According to Zettergren, there is going to be a celebratory/going away lunch at the end of the semester for all retirees, attended by the staff.
Clark says she and her husband have special plans for her retirement.
“[We] plan on traveling for a year visiting every state and relative and friend we know in each state before we move back to Idaho to replant our roots,” Clark said. Idaho is where Clark grew up, before moving to Plainfield and starting her teaching career. “I’ll miss having heartfelt discussions with my classes, [and] the energy of working with young men and women. I will miss working with the caring faculty at PCHS.” However, the loss of Clark will be greatly felt by her students this year.

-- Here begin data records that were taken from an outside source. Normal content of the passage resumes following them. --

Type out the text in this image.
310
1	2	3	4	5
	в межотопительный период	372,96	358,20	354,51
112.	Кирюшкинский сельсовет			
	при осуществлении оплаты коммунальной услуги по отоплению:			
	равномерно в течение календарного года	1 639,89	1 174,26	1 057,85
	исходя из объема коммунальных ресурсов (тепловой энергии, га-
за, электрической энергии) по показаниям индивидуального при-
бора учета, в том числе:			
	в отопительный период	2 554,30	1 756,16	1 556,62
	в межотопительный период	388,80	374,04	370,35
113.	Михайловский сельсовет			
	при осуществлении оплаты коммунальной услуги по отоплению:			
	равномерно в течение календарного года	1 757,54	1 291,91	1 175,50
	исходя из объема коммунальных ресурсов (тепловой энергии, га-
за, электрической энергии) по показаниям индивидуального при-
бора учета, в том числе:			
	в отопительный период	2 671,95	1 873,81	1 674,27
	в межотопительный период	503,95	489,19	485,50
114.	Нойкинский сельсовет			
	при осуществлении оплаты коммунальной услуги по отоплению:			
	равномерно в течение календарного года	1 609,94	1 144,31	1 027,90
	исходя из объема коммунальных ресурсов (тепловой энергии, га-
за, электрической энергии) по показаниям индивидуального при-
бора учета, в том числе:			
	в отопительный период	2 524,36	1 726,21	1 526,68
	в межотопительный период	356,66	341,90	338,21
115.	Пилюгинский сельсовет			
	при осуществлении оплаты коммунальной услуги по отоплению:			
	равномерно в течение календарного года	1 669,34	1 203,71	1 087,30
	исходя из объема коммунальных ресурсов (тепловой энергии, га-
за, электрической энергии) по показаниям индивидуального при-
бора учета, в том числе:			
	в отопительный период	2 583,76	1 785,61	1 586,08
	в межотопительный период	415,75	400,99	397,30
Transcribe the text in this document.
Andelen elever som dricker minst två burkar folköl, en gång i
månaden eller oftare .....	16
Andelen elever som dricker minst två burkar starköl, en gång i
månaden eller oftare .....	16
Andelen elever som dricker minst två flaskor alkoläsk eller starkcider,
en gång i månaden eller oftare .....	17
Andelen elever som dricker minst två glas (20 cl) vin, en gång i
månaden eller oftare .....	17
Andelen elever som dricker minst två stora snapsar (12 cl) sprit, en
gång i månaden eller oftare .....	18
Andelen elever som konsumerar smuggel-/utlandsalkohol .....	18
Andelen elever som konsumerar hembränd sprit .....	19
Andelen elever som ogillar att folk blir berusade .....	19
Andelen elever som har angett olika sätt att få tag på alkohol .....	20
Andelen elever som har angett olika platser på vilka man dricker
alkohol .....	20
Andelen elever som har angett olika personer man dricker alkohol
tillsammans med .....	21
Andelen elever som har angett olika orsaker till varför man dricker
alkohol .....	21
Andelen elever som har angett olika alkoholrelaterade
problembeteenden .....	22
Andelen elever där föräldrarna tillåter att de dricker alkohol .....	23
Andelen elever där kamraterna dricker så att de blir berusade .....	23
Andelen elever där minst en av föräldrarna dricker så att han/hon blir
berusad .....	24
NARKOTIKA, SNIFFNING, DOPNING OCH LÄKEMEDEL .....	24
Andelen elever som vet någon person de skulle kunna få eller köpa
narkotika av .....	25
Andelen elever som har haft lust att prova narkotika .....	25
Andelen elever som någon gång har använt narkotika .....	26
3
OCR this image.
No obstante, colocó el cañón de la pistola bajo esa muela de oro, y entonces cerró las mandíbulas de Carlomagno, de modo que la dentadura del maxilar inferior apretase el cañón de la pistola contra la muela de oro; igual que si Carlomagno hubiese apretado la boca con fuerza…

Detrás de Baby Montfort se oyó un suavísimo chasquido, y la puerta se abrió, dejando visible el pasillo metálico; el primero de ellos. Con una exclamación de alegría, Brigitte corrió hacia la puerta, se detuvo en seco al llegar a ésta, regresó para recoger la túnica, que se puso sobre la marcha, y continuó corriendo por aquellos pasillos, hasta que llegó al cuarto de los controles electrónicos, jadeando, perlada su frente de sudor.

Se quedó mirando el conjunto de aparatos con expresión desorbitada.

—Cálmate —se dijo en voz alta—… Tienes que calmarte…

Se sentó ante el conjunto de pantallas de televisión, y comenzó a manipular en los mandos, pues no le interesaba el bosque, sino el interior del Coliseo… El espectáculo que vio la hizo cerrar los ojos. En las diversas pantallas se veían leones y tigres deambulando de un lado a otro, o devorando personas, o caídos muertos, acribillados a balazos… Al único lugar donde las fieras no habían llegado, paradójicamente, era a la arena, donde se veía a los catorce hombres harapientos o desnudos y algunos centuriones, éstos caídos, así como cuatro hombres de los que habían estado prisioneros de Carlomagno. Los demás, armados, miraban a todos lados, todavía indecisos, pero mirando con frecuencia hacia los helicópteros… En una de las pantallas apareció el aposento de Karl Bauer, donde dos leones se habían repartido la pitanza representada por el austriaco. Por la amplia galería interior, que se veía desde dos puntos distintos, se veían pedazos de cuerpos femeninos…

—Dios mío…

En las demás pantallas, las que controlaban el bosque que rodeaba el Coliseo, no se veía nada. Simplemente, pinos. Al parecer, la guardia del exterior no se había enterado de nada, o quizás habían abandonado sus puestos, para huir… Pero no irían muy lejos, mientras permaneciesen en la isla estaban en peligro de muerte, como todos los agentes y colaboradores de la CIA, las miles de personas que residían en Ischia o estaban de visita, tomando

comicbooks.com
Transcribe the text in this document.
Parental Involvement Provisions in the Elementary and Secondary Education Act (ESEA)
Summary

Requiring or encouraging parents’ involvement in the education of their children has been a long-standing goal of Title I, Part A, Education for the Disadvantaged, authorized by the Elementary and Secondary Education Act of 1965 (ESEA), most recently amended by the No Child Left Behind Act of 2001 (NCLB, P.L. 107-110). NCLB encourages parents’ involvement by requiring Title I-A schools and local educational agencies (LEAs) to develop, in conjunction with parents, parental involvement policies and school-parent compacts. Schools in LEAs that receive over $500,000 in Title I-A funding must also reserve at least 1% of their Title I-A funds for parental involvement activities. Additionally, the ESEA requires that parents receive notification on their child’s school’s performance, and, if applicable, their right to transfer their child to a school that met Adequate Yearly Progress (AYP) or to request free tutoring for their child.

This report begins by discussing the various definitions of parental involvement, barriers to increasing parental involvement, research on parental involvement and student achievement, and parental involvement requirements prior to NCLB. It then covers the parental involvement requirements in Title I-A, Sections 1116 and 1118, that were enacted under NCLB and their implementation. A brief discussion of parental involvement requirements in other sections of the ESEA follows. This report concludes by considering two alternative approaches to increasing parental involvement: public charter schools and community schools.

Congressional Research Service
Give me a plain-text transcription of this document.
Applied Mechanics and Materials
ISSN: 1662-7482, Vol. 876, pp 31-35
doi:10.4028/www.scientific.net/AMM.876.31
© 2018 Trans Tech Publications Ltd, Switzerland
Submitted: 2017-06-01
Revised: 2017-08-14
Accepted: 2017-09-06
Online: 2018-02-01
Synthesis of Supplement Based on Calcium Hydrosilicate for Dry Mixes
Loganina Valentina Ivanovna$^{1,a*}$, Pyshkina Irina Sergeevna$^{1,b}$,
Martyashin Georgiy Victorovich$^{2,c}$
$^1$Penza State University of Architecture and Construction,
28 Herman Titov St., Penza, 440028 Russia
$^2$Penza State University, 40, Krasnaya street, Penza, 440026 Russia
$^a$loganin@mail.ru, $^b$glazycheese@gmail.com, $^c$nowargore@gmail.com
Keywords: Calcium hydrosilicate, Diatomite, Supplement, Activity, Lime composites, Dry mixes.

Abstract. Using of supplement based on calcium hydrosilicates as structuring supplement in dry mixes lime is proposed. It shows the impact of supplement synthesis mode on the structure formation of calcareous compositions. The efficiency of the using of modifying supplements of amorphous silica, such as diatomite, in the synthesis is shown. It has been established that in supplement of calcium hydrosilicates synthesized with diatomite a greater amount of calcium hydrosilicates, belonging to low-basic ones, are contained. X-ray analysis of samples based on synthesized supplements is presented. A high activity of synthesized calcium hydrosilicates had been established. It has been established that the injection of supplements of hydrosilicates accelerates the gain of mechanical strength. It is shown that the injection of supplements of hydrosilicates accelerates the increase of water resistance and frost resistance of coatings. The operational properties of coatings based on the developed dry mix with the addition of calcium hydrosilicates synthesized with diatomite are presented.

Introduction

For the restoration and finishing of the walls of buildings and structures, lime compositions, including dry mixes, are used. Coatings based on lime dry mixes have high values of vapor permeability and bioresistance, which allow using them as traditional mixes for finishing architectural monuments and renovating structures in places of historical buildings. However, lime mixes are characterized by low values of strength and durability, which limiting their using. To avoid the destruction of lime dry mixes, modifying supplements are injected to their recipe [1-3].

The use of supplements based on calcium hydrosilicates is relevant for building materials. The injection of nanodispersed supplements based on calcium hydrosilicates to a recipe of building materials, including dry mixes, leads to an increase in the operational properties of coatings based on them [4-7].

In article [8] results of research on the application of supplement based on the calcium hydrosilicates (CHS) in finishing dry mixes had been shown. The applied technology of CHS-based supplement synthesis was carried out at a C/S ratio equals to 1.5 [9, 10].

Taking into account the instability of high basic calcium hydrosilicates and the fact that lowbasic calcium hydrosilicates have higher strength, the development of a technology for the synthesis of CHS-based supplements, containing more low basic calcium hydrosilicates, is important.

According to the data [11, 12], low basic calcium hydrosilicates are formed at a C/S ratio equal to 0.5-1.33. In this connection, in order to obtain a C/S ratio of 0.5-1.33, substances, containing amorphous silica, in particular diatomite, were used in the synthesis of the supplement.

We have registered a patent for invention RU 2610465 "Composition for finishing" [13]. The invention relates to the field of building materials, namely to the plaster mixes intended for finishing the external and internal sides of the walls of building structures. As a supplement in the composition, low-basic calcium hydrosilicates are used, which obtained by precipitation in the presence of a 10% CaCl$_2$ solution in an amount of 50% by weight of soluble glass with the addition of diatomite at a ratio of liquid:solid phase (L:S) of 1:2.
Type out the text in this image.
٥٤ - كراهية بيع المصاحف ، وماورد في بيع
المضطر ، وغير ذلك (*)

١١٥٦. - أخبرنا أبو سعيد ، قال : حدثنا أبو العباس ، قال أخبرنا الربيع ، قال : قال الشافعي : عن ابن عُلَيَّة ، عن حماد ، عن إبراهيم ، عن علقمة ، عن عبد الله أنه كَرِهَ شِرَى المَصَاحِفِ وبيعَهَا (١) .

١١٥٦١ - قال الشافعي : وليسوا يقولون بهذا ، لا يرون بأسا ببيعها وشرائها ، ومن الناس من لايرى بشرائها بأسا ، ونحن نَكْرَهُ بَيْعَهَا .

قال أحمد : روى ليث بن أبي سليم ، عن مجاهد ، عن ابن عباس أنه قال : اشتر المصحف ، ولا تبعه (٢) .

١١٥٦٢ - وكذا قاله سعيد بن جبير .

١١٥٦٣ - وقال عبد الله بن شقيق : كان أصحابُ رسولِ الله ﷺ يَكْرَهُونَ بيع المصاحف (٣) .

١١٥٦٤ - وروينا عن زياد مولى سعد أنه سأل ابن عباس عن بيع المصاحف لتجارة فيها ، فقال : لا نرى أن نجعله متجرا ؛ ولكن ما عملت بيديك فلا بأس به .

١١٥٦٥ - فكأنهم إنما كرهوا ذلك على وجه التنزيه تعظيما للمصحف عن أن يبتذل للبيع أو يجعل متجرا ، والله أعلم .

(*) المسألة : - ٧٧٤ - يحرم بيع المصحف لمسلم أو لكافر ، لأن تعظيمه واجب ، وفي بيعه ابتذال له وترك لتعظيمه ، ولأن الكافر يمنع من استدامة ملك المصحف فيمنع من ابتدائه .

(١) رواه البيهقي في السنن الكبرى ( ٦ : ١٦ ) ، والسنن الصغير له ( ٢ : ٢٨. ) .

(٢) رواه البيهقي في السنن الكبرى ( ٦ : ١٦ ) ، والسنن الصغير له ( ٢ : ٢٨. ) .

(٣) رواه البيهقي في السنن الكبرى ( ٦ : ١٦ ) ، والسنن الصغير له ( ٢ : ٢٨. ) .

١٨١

“I’m disappointed as I have a hard time with change, and Mrs. Clark is such a great teacher, but I understand that it’s her time to retire and support her in doing what she wants and needs to,” Proulx said. “She’s been incredibly supportive with all of us [students] as we return to full time in person learning, which I think has helped all of us in comparison to having work thrown at us.” Proulx isn’t the only student going to miss their teacher.
“She’s a good teacher and I’m definitely going to miss her, as well as puzzle Fridays,” junio Abby Timm said. No replacement has been hired to fill Clark’s spot as of yet.
“The job is posted, but we’re still looking,” Zettergren said. If someone isn’t able to be found in time, schedules will be shifted in order to accommodate another teacher taking Clark’s classes.
Clark’s advice for current and future students is “Math is everywhere, so learn to enjoy [it]. Get involved in your school programs. Be kind, and stand up for those who need someone on their side. Decide to be happy and enjoy your time in high school, build friendships, get to know your teachers, they are there to help you succeed,” and “Don’t let your phone own you.”